My Stuff

My photo
Moses Lake, Washington, United States
I was born in Croix Chapeau France in 1963. My dad was there serving in the Military. I was able to go visit the town in which I was born a few years back... it was a delightful journey. Happily married... three wonderful and energetic boys: Jonathan, Joshua, Noah. I find them more interesting and fun, the older they get. I really don't understand parents who don't want to be around their children. I have a BA in Theology/Preaching from Puget Sound Christian College (which no longer exists, but from which I got some good stuff {thanks Dr. Ford - RIP})and an MA in Apologetics from Biola University.

Friday, January 18, 2008

A Generous Orthodoxy

I’ve spent this past week away. Away from home, away from church, away from noise… which like most people, I find I miss. Mostly I miss the noise of my wife and sons. Other than the daily trip into the Starbucks which gives me the opportunity of a 3 minute interchange with the Barista, I know, why should it take three minutes to order coffee… well, when that’s the only living soul you actually chat with in a week, you don’t want to rush it. Of course I’ve had a few phone calls and misc. email, but that doesn’t count as real human contact.

I’ve gone out each day for about 2 hours to do some cross-country skiing… I’m horrible at it, but it’s given a nice break from the Condo… yesterday was especially delightful at the top of Echo Ridge. I came around a corner of the trail and thought I could see a million miles of sky and mountains… I tried to stay back from the edge!

I’ve spent a lot of time quiet, and a bunch of time reading and thinking. Finished Of Mice and Men (see book review), then read Playing for Pizza (see book review), and started a book that I’ve had on my reading list for quite some time A Generous Orthodoxy by Brian McLaren. I haven’t read McLaren before, but have heard plenty about him (also heard him speak once).
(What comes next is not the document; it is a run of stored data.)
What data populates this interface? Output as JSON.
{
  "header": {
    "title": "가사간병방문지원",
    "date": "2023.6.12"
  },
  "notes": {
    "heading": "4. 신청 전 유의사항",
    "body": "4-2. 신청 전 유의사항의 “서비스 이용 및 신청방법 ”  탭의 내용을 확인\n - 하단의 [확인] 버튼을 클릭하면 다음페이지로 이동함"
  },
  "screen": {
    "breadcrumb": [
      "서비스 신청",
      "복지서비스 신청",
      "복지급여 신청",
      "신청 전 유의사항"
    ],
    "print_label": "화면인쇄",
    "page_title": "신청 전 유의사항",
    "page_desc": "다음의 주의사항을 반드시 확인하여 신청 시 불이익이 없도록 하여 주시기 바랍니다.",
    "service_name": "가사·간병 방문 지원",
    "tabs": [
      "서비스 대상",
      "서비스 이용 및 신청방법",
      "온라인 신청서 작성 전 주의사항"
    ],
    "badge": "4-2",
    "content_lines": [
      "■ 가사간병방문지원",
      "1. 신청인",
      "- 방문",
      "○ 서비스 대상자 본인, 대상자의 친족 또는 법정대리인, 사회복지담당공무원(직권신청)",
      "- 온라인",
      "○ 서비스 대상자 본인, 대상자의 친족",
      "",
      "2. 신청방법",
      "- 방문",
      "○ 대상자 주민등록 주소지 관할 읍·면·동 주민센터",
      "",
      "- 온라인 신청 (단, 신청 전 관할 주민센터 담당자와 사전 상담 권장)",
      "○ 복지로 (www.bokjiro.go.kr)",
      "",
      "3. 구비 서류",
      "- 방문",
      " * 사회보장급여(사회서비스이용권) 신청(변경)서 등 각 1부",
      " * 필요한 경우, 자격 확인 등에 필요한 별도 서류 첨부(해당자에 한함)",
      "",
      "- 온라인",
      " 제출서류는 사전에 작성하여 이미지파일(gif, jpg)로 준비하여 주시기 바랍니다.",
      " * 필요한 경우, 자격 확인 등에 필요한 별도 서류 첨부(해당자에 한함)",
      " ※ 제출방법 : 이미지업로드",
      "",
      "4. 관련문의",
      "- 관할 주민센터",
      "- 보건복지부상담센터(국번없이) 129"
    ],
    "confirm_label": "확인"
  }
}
One thing that resonates with me so far in the book is the confusion that he’s felt about the church. Perhaps it’s characterized as well as anywhere in a statement on pg.21, “But often I have felt like an ambulance driver bringing injured people to a hospital where there’s an epidemic spreading among the patients and doctors and nurses.” The professor and I speak long and often about the church, our confusion, and for my part at least, my place in it. Probably seems strange since I’ve now been in church ministry for 21 or 22 years and at my current post for nearly 20! I love our church, wouldn’t want to go anywhere else… if I wasn’t on the staff, it’s still where I’d want to go, and yet there’s something missing. As much as we talk about being a “caravan rather than a commissary” I fear that we’re still a commissary. There is a group in the center who are deeply devoted to the body, and then much coming and going around the edges. It’s confusing to me at times. I surely do love the people there though; they are in so many ways, my family.

I appreciate McLaren’s desire to embrace a diverse orthodoxy, as well as a generous one, and I’m on that page in so many ways. What troubles me is at what point we say about a thing, “this is truth.” This is really it. Not so that we can say, “I’m right about this!” But because in saying, “this is truth” we’re saying something about the way things really are… we’re describing not our favorite idea of a thing, but actually saying what “is”. It is exclusive, I know, but then there is exclusivity in our world, there is discrimination. I don’t mean discrimination necessarily as picking someone out for unfair treatment, rather to be “discriminating” is to make a judgment between one thing and another, to discern. There isn’t anything inherently evil in that process. It’s certainly wrong to discriminate regarding race and some of the other issues that get us exercised… but some discrimination, some discernment reflects how the world is and ought to be. I’m honestly struggling a bit with that line just now. I’m sure I’ll reflect more on it and on McLaren as time goes by… I’m on page 140.